In terms of emotion perception and emotional feedback, the upgraded ChatGPT can quickly analyze a person's facial emotions based on their selfie. It can also adjust the tone of voice when speaking according to the interlocutor's requirements, from exaggerated drama to cold and mechanical, and even singing, which shows its excellent plasticity.
In this regard, Muri Murati said: "We know that these models are becoming more and more complex, but we hope that the interactive experience will become more natural and simpler, so that you don't have to pay attention to the user interface at all, but only focus on the collaboration with GPT, which is very important."

In addition, in terms of reasoning analysis, GPT-4o has also improved the visual function of ChatGPT. Given a photo, ChatGPT can quickly browse the content of the picture and answer related questions, such as taking a photo to solve math problems.

You can also describe the specific content of the code based on the shared code image, and analyze what specific impact will occur if one of the variables in the code is changed.

Give GPT-4o a chart and it can analyze the contents of the chart in detail.

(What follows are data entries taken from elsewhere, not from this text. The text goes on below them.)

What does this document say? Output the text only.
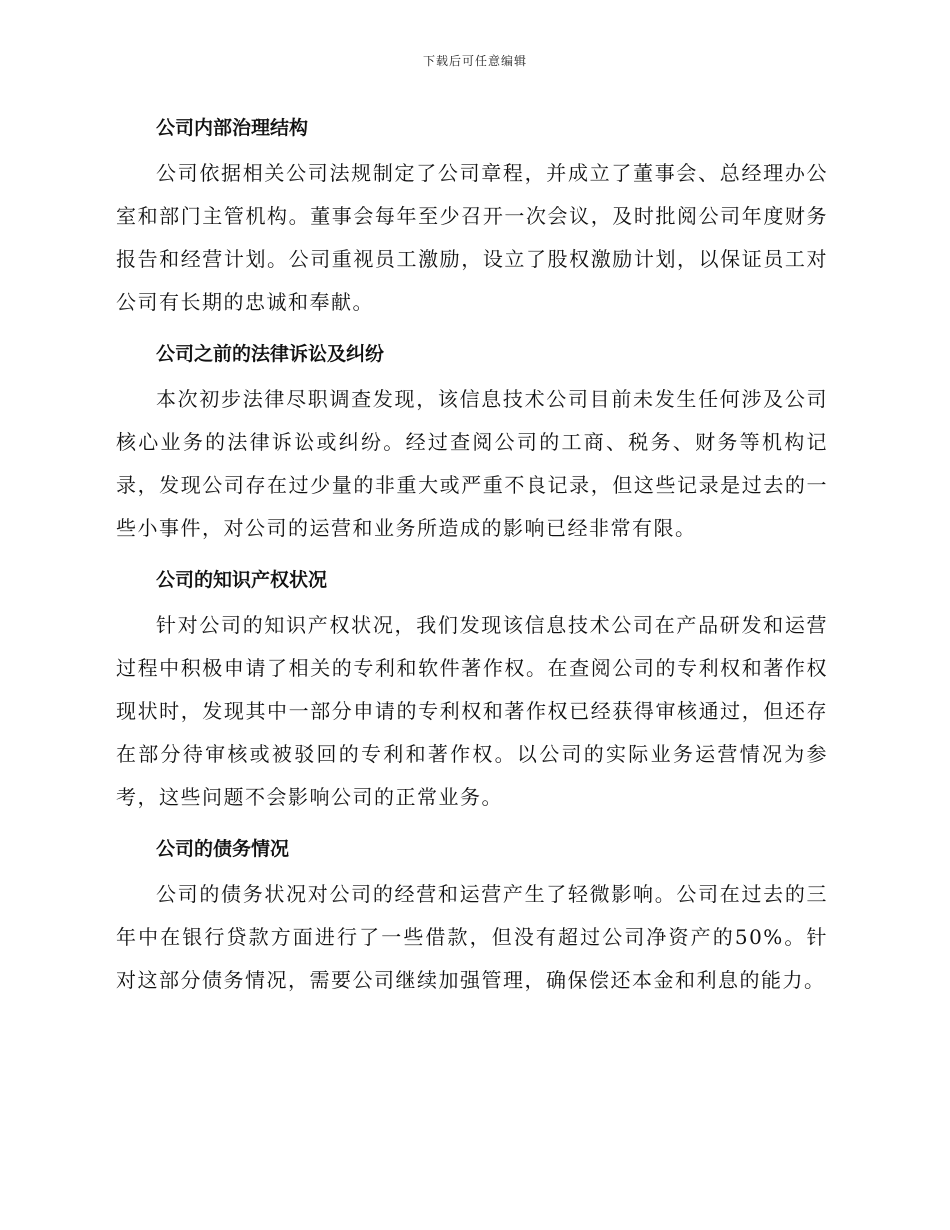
下载后可任意编辑
公司内部治理结构

公司依据相关公司法规制定了公司章程，并成立了董事会、总经理办公室和部门主管机构。董事会每年至少召开一次会议，及时批阅公司年度财务报告和经营计划。公司重视员工激励，设立了股权激励计划，以保证员工对公司有长期的忠诚和奉献。

公司之前的法律诉讼及纠纷

本次初步法律尽职调查发现，该信息技术公司目前未发生任何涉及公司核心业务的法律诉讼或纠纷。经过查阅公司的工商、税务、财务等机构记录，发现公司存在过少量的非重大或严重不良记录，但这些记录是过去的一些小事件，对公司的运营和业务所造成的影响已经非常有限。

公司的知识产权状况

针对公司的知识产权状况，我们发现该信息技术公司在产品研发和运营过程中积极申请了相关的专利和软件著作权。在查阅公司的专利权和著作权现状时，发现其中一部分申请的专利权和著作权已经获得审核通过，但还存在部分待审核或被驳回的专利和著作权。以公司的实际业务运营情况为参考，这些问题不会影响公司的正常业务。

公司的债务情况

公司的债务状况对公司的经营和运营产生了轻微影响。公司在过去的三年中在银行贷款方面进行了一些借款，但没有超过公司净资产的50%。针对这部分债务情况，需要公司继续加强管理，确保偿还本金和利息的能力。
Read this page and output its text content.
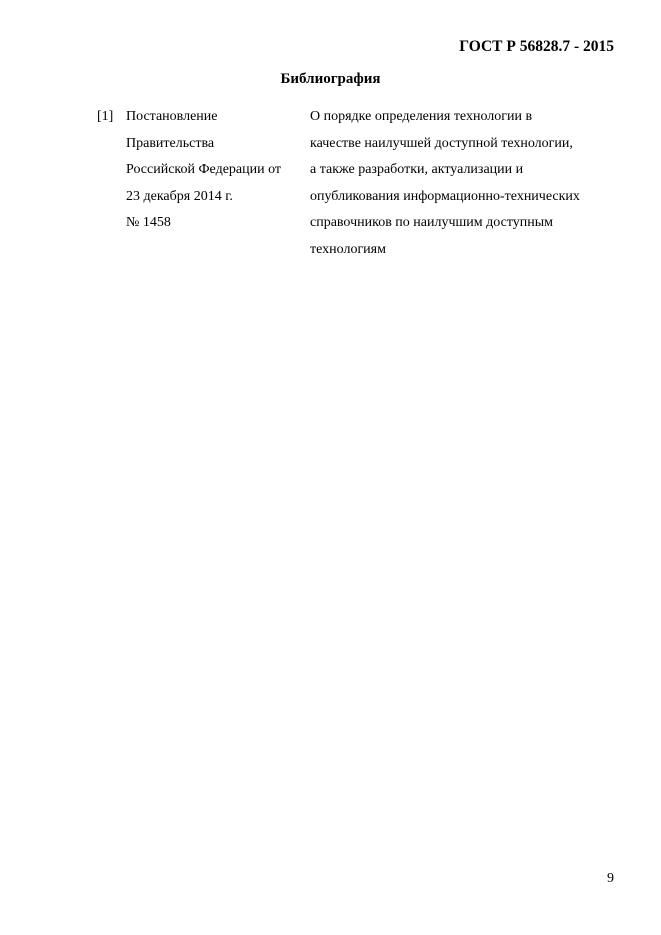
ГОСТ Р 56828.7 - 2015
Библиография
[1] Постановление
Правительства
Российской Федерации от
23 декабря 2014 г.
№ 1458
О порядке определения технологии в
качестве наилучшей доступной технологии,
а также разработки, актуализации и
опубликования информационно-технических
справочников по наилучшим доступным
технологиям
9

This innovative attempt by OpenAI extends the application of ChatGPT across voice, text, and vision, which indicates that human-computer interaction may be more natural and smooth in the future.
In response, OpenAI stated that AI voice assistants with visual and audio capabilities have the same transformative potential as smartphones. In theory, they can do a range of things that current AI assistants cannot do, such as acting as a thesis or math tutor, or translating traffic signs and helping to solve car breakdowns.
Final Thoughts
Since GPT came out, OpenAI has been regarded as the "barometer" of the era of big models.
- Microsoft has a delicate relationship with OpenAI. It is not only a financial investor, but also has deployed the GPT model in its own business and provides cloud services to OpenAI.
- Apple began to increase its investment in generative AI this year and released its own large model, but it started late and it remains to be seen whether it can shake OpenAI's position. At the same time, there are reports that Apple is about to cooperate with OpenAI and Google on large models.
- As the world's largest cloud infrastructure provider, Amazon has also launched its own large model, Amazon Titan, but this is only part of its cloud hosting service Bedrock. Although Amazon has also invested in Anthropic, it still seems difficult to compete with OpenAI.
In comparison, Google seems to be the company with the greatest hope of competing with OpenAI. It not only has deep technical accumulation (the Transformer architecture comes from Google), but also has a rich ecosystem for large models to show their strength.
However, readers who follow Google may find that this old giant has a bit of "Wang Feng" physique in the era of large models (dog head to save life) - from Bard and PaLM 2 being inferior to GPT-4 in performance, to the release of the subversive masterpiece Gemini 1.5 being overshadowed by Sora, and the Google I/O conference scheduled for March being overshadowed by an "improvised" live broadcast by OpenAI during the best promotion period...
Just this morning (May 14), OpenAI launched the "best model in the world". I wonder if Pichai will "change the script" overnight after watching today's press conference?
The answer will be revealed tomorrow morning. We look forward to Google making a comeback and HyperAI will continue to provide first-hand reports!